Our own corp of discovery stayed near the park’s second lighthouse, the North Head Lighthouse. We overnighted at one of three rentals which were the original Lighthouse Keeper’s residences. Our rental was nice, but honestly for the nearly $300 a night price tag, we would have been better off renting separate hotel rooms in nearby Longview, Washington. However, if we had done that we probably would not have been close by when the Coast Guard helicopters were doing their rescue training maneuvers a few hundred yards from the lighthouse cliffs. This was a huge hit with the little ones. Plus, the houses are contained in a large fenced yard with a series of sidewalks which were great for toddler bikes.

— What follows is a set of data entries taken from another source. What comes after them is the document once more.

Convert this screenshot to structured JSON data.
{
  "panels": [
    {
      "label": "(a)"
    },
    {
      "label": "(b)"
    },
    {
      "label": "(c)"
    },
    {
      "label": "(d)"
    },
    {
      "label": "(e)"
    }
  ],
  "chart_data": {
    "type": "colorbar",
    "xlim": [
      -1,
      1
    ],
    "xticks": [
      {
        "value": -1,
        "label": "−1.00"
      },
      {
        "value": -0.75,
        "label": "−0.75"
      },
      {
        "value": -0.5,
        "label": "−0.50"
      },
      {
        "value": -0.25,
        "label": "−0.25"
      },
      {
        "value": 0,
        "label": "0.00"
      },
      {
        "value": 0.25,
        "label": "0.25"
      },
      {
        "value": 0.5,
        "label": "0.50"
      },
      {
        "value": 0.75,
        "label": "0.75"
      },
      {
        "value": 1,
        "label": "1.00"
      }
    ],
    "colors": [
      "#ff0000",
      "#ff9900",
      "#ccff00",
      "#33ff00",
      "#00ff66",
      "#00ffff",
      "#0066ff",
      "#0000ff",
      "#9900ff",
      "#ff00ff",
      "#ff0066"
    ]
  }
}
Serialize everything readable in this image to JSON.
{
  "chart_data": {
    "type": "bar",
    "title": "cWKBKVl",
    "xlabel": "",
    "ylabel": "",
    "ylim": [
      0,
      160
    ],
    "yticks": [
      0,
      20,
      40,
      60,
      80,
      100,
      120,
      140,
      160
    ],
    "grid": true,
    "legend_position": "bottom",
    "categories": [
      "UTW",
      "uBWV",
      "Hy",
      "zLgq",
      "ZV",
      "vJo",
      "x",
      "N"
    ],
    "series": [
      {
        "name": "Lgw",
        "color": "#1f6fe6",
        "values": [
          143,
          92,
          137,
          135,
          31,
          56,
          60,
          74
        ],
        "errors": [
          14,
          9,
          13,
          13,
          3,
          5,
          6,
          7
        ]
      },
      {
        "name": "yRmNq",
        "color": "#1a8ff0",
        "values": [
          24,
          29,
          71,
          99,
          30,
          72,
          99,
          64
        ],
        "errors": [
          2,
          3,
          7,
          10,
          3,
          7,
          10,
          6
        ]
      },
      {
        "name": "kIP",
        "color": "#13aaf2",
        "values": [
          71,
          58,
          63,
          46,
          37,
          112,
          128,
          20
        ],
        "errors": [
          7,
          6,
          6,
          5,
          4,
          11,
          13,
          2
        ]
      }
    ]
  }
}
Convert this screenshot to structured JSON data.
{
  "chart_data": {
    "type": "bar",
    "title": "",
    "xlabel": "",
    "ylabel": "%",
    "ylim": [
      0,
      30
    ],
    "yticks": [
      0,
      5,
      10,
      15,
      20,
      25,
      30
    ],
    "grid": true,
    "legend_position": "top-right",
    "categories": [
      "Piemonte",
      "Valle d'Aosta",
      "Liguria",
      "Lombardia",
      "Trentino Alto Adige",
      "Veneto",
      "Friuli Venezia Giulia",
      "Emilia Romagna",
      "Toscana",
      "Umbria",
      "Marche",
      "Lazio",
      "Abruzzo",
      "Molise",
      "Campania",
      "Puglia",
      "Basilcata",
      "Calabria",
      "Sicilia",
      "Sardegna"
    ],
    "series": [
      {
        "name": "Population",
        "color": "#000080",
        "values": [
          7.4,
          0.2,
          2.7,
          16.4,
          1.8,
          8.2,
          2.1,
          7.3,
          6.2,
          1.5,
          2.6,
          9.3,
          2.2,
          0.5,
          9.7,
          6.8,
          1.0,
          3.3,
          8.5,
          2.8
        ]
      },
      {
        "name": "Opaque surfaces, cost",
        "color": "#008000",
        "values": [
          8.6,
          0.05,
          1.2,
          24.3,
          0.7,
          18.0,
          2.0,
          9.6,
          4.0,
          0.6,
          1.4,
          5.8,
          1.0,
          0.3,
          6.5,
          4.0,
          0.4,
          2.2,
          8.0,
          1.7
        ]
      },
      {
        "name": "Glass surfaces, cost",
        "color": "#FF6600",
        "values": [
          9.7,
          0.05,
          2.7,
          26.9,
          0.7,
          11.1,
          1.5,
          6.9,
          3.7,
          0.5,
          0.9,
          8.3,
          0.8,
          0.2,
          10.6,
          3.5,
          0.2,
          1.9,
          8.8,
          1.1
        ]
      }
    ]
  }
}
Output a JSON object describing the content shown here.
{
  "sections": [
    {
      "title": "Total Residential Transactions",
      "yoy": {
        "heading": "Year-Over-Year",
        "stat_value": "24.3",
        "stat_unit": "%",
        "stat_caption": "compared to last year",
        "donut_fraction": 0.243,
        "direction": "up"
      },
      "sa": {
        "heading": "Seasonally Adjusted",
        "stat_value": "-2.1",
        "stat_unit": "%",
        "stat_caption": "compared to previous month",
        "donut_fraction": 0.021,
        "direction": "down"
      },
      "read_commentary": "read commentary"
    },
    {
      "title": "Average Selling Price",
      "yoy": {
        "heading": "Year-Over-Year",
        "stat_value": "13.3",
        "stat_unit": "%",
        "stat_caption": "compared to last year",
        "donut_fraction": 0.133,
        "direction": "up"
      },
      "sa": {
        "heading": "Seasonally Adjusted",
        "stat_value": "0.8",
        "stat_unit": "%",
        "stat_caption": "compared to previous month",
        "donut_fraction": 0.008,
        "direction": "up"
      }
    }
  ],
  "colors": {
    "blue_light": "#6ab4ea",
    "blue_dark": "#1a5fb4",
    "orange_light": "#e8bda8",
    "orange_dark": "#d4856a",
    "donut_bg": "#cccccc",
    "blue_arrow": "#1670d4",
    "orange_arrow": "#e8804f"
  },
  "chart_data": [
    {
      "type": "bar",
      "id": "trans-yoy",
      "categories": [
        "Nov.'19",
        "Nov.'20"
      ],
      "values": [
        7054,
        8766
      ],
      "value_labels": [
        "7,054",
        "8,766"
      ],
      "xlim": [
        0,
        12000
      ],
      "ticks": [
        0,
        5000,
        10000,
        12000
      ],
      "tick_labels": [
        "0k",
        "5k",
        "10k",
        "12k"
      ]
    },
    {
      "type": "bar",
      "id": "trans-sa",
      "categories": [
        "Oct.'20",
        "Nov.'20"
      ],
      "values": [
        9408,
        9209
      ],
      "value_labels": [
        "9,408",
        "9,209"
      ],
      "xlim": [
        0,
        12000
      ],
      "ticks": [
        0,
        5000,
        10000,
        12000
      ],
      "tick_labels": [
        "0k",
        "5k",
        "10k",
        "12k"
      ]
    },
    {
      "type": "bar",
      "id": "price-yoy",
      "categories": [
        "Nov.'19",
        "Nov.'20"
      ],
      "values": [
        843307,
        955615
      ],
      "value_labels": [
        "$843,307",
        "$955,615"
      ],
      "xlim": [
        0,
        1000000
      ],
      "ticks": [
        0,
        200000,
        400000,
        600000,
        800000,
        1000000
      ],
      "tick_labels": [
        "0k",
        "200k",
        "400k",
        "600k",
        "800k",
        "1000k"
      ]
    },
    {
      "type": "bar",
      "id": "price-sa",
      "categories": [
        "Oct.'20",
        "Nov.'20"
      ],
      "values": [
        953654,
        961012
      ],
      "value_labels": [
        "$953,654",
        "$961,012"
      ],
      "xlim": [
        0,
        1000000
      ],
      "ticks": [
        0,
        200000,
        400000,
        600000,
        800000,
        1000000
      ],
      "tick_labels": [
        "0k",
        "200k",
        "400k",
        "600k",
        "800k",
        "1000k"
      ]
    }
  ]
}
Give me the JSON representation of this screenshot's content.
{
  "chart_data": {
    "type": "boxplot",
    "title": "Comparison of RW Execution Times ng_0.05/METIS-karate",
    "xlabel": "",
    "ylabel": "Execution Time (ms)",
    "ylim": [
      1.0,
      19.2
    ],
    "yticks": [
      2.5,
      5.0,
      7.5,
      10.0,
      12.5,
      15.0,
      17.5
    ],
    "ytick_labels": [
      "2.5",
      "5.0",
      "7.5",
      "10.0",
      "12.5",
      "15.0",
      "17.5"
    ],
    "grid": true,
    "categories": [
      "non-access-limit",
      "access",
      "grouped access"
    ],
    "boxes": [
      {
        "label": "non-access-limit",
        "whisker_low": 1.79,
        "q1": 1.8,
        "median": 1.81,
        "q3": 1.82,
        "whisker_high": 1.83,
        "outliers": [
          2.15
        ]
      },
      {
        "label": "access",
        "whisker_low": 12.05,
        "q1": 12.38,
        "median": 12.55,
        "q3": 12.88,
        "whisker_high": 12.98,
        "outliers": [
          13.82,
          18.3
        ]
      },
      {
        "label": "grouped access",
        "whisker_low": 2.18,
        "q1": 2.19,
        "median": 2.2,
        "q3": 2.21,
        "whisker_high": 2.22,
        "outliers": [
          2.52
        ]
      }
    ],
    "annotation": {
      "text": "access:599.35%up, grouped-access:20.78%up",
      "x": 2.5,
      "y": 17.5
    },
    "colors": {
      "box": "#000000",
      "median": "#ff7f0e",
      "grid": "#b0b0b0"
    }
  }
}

As I mentioned, the park has 27 miles of beaches, but the smallest beach was the biggest hit with our party. Waikiki Beach (no, not that one) was only a few hundred yards across but the piles of driftwood gave way to soft, dig-able sand, plenty of sea life, crashing waves, and views of the large ships entering the mouth of the Columbia. It was an idyllic spot we shared with few other visitors as the fog finally lifted on our second day and we all became Pacific sand creatures.
If you are looking for vacation that combines a sense of history with plenty of outdoor activities and scenic topography, then consider a trip to Cape Disappointment Sate Park, Washington. You won’t be disappointed.